What is It About Bad Boys that Women Find So Good?

For one, bad boys pose a challenge to women. You know what that’s like. Everyone wants to feel like they can take a step up out of their league and still succeed. How do you harness that trait in a positive way without becoming a bad boy yourself?

Don’t wear your heart on your sleeve. As much as openness and honesty is a turn-on, neediness and clinginess is a turn-off. Don’t act like your whole self-image depends on her opinion of you, but rather convey that you already like yourself just as you are. You’ll attract women who like that too, and you won’t have to go chasing after them to do it.

The thing about all bad boys that is such a turn-on to women is their self-assuredness. They know who they are and they don’t care what other people think about them. These are traits that any man would be wise to cultivate.

Be your own person, your own man. Walk your walk and talk your talk, not someone else’s. Then the definition of your muscles won’t even matter to women because they’re so caught up in how well and chiseled you’ve defined yourself. Your physical strength won’t be an issue when you convey an impervious strength of character.

The Mistake About Power

Power is an immensely attractive trait to women, yes. But power comes in many forms, and a lot of them are illusions. For example, power is not about what car your drive or how much money you have or your status in society or how well you can bully the people around you to do what you tell them to do or how scared people are of you or how emotions bounce off you like bullets off Superman.

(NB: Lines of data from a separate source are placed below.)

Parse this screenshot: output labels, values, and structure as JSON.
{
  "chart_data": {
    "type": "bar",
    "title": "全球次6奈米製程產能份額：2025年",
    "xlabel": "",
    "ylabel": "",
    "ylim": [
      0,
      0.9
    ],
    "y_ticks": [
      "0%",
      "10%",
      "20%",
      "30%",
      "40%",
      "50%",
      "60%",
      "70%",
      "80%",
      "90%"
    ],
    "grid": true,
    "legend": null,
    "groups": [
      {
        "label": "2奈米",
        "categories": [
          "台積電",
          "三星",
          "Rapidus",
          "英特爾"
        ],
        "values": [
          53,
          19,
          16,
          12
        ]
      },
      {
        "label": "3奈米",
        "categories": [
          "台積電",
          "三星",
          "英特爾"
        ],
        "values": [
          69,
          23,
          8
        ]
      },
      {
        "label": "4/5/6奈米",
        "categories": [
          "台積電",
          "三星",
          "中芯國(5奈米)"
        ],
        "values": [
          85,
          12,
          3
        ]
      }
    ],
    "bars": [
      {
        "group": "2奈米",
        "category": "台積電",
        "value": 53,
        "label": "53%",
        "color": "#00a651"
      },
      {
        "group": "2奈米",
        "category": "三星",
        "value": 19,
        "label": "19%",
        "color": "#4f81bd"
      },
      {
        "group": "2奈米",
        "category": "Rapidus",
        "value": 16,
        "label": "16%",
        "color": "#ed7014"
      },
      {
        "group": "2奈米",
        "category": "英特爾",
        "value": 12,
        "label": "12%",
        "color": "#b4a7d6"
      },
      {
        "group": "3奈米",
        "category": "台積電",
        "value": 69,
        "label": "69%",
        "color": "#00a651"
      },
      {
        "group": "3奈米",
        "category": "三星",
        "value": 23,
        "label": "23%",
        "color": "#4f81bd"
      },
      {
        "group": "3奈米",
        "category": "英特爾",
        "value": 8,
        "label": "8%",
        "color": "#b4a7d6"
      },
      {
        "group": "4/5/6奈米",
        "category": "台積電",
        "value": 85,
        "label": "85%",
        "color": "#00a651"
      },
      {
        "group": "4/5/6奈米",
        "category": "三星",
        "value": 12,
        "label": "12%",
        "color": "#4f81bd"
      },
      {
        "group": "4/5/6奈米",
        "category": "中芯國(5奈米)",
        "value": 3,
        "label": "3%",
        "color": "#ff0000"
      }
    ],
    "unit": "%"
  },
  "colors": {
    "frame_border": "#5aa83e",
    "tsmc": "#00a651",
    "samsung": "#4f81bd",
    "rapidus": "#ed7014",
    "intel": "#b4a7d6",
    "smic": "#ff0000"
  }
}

Power comes from self-acceptance, self-knowledge, and self-love. It’s about knowing who you are, your strengths and weaknesses, and standing firm in that. Power is an unshakeable sense of self, a man who is so comfortable in being who he is that he just doesn’t feel the need to impose his will on other people. A powerful man is so clear and confident in who he is that he has no trouble letting other people be who they are.

Unlike a true bad boy, this is the kind of guy a woman can take home to mom and dad.